Because the stakes are so high. Your silence in this case is your hypocrisy. If you expect your kids to “catch” faith from you without ever explaining it, you’ll be sorely disappointed. You are not just a role model – and hopefully not an object lesson! – because you will want to give a reason for the hope that lives within you. You have the enormous privilege, moms and dads, of being a filter for your kids. I mean, your house has air filters, water filters, internet filters, why not truth filters as well. You have to help them assess all the information that comes into their minds – TV, games, music, movies, and more – through the lens of Jesus. Because in this world … we’re going to be odd! Beautifully strange! I’ll always remember the time our now 30 year old daughter was 13 and we were on a family vacation and she was reading Teen Glamour. She finished the article that was on sex and relationships – suffice it to say that being Teen Glamour, it wasn’t high on celibacy in singleness and faithfulness in marriage – put the magazine aside and said with steely determination: “That was so against everything I’ve ever been taught in my life.” Hallelujuah! Filtering worked in that case. You can only have THE TALK when you’re first having THE CONVERSATION.
Who knows? Maybe this Pandemic and the extra time at home it gives you will be used by God to give you that extra time to have true-er, deeper, more everlasting conversations with your family that turn into talks for Jesus.

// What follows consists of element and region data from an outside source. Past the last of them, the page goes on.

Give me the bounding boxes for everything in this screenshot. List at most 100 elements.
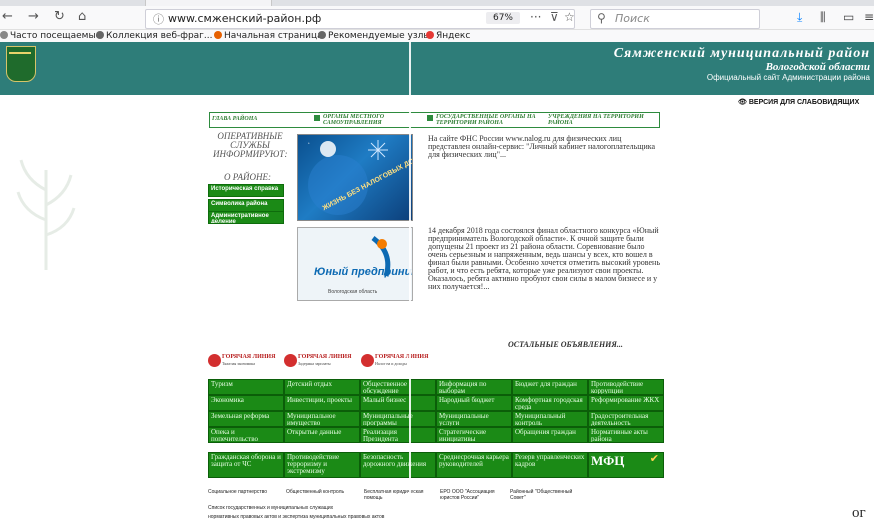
reload-icon[interactable]: ↻	[54, 8, 65, 26]
entrepreneur-sub: Вологодская область	[328, 289, 378, 295]
grid-guardianship[interactable]: Опека и попечительство	[208, 427, 284, 443]
info-icon[interactable]: ⓘ	[153, 11, 164, 27]
grid-property[interactable]: Муниципальное имущество	[284, 411, 360, 427]
grid-kids-rest[interactable]: Детский отдых	[284, 379, 360, 395]
sidebar-icon[interactable]: ▭	[843, 10, 854, 24]
news-image-entrepreneur[interactable]: Юный предприниматель Вологодская область	[297, 227, 413, 301]
url-text[interactable]: www.смженский-район.рф	[168, 12, 321, 25]
vision-version-button[interactable]: 👁 ВЕРСИЯ ДЛЯ СЛАБОВИДЯЩИХ	[738, 98, 859, 106]
search-bar[interactable]: ⚲ Поиск	[590, 9, 760, 29]
phone-icon	[208, 354, 221, 367]
grid-open-data[interactable]: Открытые данные	[284, 427, 360, 443]
grid-career[interactable]: Среднесрочная карьера руководителей	[436, 452, 512, 478]
home-icon[interactable]: ⌂	[78, 8, 86, 26]
news-text-2[interactable]: 14 декабря 2018 года состоялся финал обл…	[428, 227, 660, 291]
phone-icon	[284, 354, 297, 367]
menu-institutions[interactable]: УЧРЕЖДЕНИЯ НА ТЕРРИТОРИИ РАЙОНА	[548, 114, 656, 126]
mfc-label: МФЦ	[591, 453, 625, 468]
ops-title: ОПЕРАТИВНЫЕ СЛУЖБЫ ИНФОРМИРУЮТ:	[213, 131, 288, 159]
hotline-banner-3[interactable]: ГОРЯЧАЯ ЛИНИЯ Налог на и доходы	[361, 354, 433, 368]
menu-state-bodies[interactable]: ГОСУДАРСТВЕННЫЕ ОРГАНЫ НА ТЕРРИТОРИИ РАЙ…	[436, 114, 546, 126]
grid-elections[interactable]: Информация по выборам	[436, 379, 512, 395]
grid-investments[interactable]: Инвестиции, проекты	[284, 395, 360, 411]
tax-snowflake-icon: *	[308, 140, 388, 215]
menu-bullet-icon	[427, 115, 433, 121]
sidebar-division-button[interactable]: Административное деление	[208, 211, 284, 224]
globe-icon	[96, 31, 104, 39]
grid-people-budget[interactable]: Народный бюджет	[436, 395, 512, 411]
overflow-icon[interactable]: ≡	[864, 10, 874, 24]
grid-budget[interactable]: Бюджет для граждан	[512, 379, 588, 395]
bookmark-webclips[interactable]: Коллекция веб-фраг...	[96, 30, 213, 42]
forward-icon[interactable]: →	[28, 8, 39, 26]
bottom-public-control[interactable]: Общественный контроль	[286, 489, 361, 495]
library-icon[interactable]: ⫼	[820, 10, 826, 25]
news-image-tax[interactable]: * ЖИЗНЬ БЕЗ НАЛОГОВЫХ ДОЛГОВ	[297, 134, 413, 221]
others-link[interactable]: ОСТАЛЬНЫЕ ОБЪЯВЛЕНИЯ...	[508, 340, 623, 349]
phone-icon	[361, 354, 374, 367]
menu-bullet-icon	[314, 115, 320, 121]
menu-self-government[interactable]: ОРГАНЫ МЕСТНОГО САМОУПРАВЛЕНИЯ	[323, 114, 427, 126]
grid-antiterror[interactable]: Противодействие терроризму и экстремизму	[284, 452, 360, 478]
grid-normative-acts[interactable]: Нормативные акты района	[588, 427, 664, 443]
back-icon[interactable]: ←	[2, 8, 13, 26]
eye-icon: 👁	[738, 99, 747, 106]
about-title: О РАЙОНЕ:	[224, 172, 271, 182]
news-text-1[interactable]: На сайте ФНС России www.nalog.ru для физ…	[428, 135, 660, 159]
bottom-public-council[interactable]: Районный "Общественный Совет"	[510, 489, 585, 501]
site-title: Сямженский муниципальный район	[613, 46, 870, 61]
sidebar-history-button[interactable]: Историческая справка	[208, 184, 284, 197]
search-icon: ⚲	[597, 11, 606, 25]
hotline-banner-1[interactable]: ГОРЯЧАЯ ЛИНИЯ Тяжелая экономика	[208, 354, 280, 368]
bookmark-frequent[interactable]: Часто посещаемые	[0, 30, 101, 42]
address-bar[interactable]: ⓘ www.смженский-район.рф 67% ··· ⊽ ☆	[145, 9, 575, 29]
globe-icon	[318, 31, 326, 39]
grid-control[interactable]: Муниципальный контроль	[512, 411, 588, 427]
grid-strategic[interactable]: Стратегические инициативы Российской Фед…	[436, 427, 512, 443]
entrepreneur-caption: Юный предприниматель	[314, 266, 412, 278]
wheat-watermark-icon	[16, 159, 76, 270]
bookmark-home[interactable]: Начальная страница	[214, 30, 323, 42]
bottom-social[interactable]: Социальное партнерство	[208, 489, 283, 495]
mfc-button[interactable]: МФЦ ✔	[588, 452, 664, 478]
firefox-icon	[214, 31, 222, 39]
grid-economy[interactable]: Экономика	[208, 395, 284, 411]
bottom-right-text: ог	[852, 505, 866, 521]
bookmark-recommended[interactable]: Рекомендуемые узлы	[318, 30, 430, 42]
site-region: Вологодской области	[765, 61, 870, 73]
grid-anticorruption[interactable]: Противодействие коррупции	[588, 379, 664, 395]
grid-small-business[interactable]: Малый бизнес	[360, 395, 436, 411]
menu-head[interactable]: ГЛАВА РАЙОНА	[212, 116, 257, 122]
pocket-icon[interactable]: ⊽	[550, 10, 559, 24]
grid-programs[interactable]: Муниципальные программы	[360, 411, 436, 427]
grid-urban-env[interactable]: Комфортная городская среда	[512, 395, 588, 411]
grid-services[interactable]: Муниципальные услуги	[436, 411, 512, 427]
grid-urban-planning[interactable]: Градостроительная деятельность	[588, 411, 664, 427]
bookmark-star-icon[interactable]: ☆	[564, 10, 575, 24]
grid-land-reform[interactable]: Земельная реформа	[208, 411, 284, 427]
grid-reserve[interactable]: Резерв управленческих кадров	[512, 452, 588, 478]
check-icon: ✔	[649, 453, 659, 465]
search-placeholder[interactable]: Поиск	[615, 12, 650, 25]
vertical-divider	[409, 42, 411, 527]
bottom-lawyers[interactable]: ЕРО ООО "Ассоциация юристов России"	[440, 489, 515, 501]
bottom-legal-help[interactable]: Бесплатная юридическая помощь	[364, 489, 439, 501]
grid-public-discussion[interactable]: Общественное обсуждение	[360, 379, 436, 395]
grid-tourism[interactable]: Туризм	[208, 379, 284, 395]
grid-road-safety[interactable]: Безопасность дорожного движения	[360, 452, 436, 478]
zoom-level[interactable]: 67%	[486, 12, 520, 24]
hotline-banner-2[interactable]: ГОРЯЧАЯ ЛИНИЯ Задержка зарплаты	[284, 354, 356, 368]
page-actions-icon[interactable]: ···	[530, 10, 541, 24]
footer-line-1[interactable]: Список государственных и муниципальных с…	[208, 505, 333, 511]
services-grid: Туризм Детский отдых Общественное обсужд…	[208, 379, 874, 478]
download-icon[interactable]: ⤓	[797, 10, 802, 25]
grid-civil-defense[interactable]: Гражданская оборона и защита от ЧС	[208, 452, 284, 478]
bookmark-yandex[interactable]: Яндекс	[426, 30, 470, 42]
grid-housing-reform[interactable]: Реформирование ЖКХ	[588, 395, 664, 411]
globe-icon	[0, 31, 8, 39]
footer-line-2[interactable]: нормативных правовых актов и экспертиза …	[208, 514, 384, 520]
coat-stripe	[9, 52, 31, 54]
grid-appeals[interactable]: Обращения граждан	[512, 427, 588, 443]
yandex-icon	[426, 31, 434, 39]
grid-president[interactable]: Реализация Президента	[360, 427, 436, 443]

What a marvelous way for him to massage undeniably good out of the unbelievably bad. You can only have THE TALK when you’re first having THE CONVERSATION.
It’s beautiful to see the fruit of it. A couple of months ago I went to a funeral for a 15 year old. That’s incredibly sad … but this was really unlike any funeral I’ve ever attended. The young woman who died had actually been born with a condition that made her brain never advance beyond that of a nine month old. She was a 9 month old person in a 15 year old’s body. And so her body gave out. But the funeral was … dazzling. Most dazzling was dad’s – Dad’s! – eulogy. In it he shared of how he had told his daughter about Jesus every day of her life, not in isolation from the day’s routine but as part of it. And he is convinced that because of that constant bathing in truth, the moments of her passing were anything but tortured … instead, serene and lovely. As he shared with us that day: Emma saw Jesus … and he took her breath away.
So he did. May that kind of legacy from that kind of conversation run in all our families today.